The ruling most likely ends this case.
The case arose when the Mirabellas, husband and wife who happen to be attorneys, got into a dispute with their neighbors over the neighbor's use of protected wetlands. The Mirabellas sought local government assistance in the dispute, but government officials sided with the neighbors. The Mirabellas then threatened to sue the neighbors and join the local government. So local government officials wrote to the Mirabellas that they were barred from communicating with the government or government officials (except the township attorney), and that government counsel should seek sanctions against the Mirabellas if they sued.
The Mirabellas did sue--but on First Amendment grounds, and not the underlying land-use dispute. They alleged that government officials retaliated against them for communicating with the government and directly violated their right to petition the government.
The Third Circuit ruled that the officials enjoyed qualified immunity and dismissed both claims. The court ruled that the officials did, in fact, retaliate against the Mirabellas for exercising their free speech and petition rights (based on the no-contact communication, but not on the communication threatening sanctions), but that the law wasn't clearly established at the time.
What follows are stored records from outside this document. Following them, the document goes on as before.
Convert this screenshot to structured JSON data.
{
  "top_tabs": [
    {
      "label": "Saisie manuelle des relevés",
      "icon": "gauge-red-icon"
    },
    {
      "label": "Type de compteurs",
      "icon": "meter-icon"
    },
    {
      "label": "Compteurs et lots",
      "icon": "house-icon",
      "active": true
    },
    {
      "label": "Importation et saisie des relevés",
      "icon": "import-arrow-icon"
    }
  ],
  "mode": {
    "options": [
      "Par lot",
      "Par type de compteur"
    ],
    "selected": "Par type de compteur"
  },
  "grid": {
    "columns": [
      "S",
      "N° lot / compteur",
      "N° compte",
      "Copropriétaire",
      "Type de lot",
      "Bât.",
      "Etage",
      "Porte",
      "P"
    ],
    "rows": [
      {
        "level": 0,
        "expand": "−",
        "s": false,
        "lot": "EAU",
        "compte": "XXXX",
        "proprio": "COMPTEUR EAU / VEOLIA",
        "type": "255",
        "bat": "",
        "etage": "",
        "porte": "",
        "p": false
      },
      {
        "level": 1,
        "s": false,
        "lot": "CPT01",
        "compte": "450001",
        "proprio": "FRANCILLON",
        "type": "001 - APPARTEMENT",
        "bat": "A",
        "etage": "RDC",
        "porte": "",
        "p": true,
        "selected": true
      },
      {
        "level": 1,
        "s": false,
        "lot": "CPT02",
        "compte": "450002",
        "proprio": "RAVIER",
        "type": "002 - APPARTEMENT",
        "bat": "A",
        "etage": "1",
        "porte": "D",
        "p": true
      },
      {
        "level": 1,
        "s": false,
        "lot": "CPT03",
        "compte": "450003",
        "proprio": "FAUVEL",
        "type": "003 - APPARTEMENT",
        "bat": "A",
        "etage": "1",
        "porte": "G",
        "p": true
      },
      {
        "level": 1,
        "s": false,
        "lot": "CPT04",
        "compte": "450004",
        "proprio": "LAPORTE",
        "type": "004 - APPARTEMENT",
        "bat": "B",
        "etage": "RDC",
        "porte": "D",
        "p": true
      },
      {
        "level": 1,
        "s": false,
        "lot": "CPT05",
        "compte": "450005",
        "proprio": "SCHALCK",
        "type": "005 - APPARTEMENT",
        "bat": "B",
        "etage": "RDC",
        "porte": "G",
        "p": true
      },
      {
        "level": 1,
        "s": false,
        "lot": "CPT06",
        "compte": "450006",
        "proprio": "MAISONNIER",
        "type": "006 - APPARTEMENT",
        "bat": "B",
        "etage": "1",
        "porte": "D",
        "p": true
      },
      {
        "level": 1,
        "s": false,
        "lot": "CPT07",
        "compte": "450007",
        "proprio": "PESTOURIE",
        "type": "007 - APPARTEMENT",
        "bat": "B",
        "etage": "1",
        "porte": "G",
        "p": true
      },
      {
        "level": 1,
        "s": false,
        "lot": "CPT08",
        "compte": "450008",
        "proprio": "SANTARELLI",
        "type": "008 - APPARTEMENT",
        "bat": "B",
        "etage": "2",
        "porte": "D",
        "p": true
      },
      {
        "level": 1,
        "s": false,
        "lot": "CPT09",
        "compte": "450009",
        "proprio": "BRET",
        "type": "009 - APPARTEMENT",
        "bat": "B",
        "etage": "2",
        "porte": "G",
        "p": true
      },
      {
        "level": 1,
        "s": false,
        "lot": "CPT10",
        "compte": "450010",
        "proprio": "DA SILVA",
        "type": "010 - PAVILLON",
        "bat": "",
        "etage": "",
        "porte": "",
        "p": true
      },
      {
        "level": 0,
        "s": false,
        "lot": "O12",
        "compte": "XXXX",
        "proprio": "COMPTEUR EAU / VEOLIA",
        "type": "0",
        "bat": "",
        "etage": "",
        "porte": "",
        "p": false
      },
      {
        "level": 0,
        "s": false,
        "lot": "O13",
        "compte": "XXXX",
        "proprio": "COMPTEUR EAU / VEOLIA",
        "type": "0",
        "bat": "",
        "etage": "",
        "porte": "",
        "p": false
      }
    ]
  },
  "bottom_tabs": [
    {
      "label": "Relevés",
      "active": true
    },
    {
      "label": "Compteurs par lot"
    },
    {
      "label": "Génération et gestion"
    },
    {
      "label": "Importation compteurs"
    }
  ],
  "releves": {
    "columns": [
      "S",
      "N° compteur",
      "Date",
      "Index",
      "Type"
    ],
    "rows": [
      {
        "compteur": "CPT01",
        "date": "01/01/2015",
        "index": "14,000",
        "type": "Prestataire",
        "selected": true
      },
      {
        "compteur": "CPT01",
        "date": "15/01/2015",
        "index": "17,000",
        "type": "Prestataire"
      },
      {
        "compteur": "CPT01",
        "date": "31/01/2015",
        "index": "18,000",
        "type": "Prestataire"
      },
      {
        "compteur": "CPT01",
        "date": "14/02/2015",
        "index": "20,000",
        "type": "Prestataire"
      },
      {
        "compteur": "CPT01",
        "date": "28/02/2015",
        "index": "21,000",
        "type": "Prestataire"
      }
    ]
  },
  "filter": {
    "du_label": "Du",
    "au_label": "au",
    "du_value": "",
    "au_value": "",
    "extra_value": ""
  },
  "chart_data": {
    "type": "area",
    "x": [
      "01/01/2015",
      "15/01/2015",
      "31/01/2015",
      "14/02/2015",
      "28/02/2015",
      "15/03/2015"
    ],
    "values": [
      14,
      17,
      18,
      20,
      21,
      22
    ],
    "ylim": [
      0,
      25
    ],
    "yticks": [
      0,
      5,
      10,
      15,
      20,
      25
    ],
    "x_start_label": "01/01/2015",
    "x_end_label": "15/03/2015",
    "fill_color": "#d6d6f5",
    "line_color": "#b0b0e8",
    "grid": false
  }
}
In particular, the court said that "the right to be free from a retaliatory restriction on communication with one's government, when the plaintiff has threatened or engaged in litigation against the government" wasn't clearly established at the time.
The court similarly ruled that the officials violated the plaintiffs' right to petition the government, but that that right wasn't clearly established, either. The court said that "the right to be free from a restriction on communicating with one's government, when the plaintiff has threatened or engaged in litigation against the government" wasn't clearly established.
In defining the rights in this very specific way for purposes of the clearly-established prong of the qualified immunity test, the court said that Ashcroft v. al-Kidd prohibited it from "defin[ing] clearly established law at a high level of generality."
The court said that it wanted to address both prongs of the qualified immunity test--actual constitutional violation and clearly established--in order to provide some guidance on the actual contours of the rights at issue. (The court could have ruled the same way by addressing the clearly-established prong only, and punting on the actual constitutional violation prong.)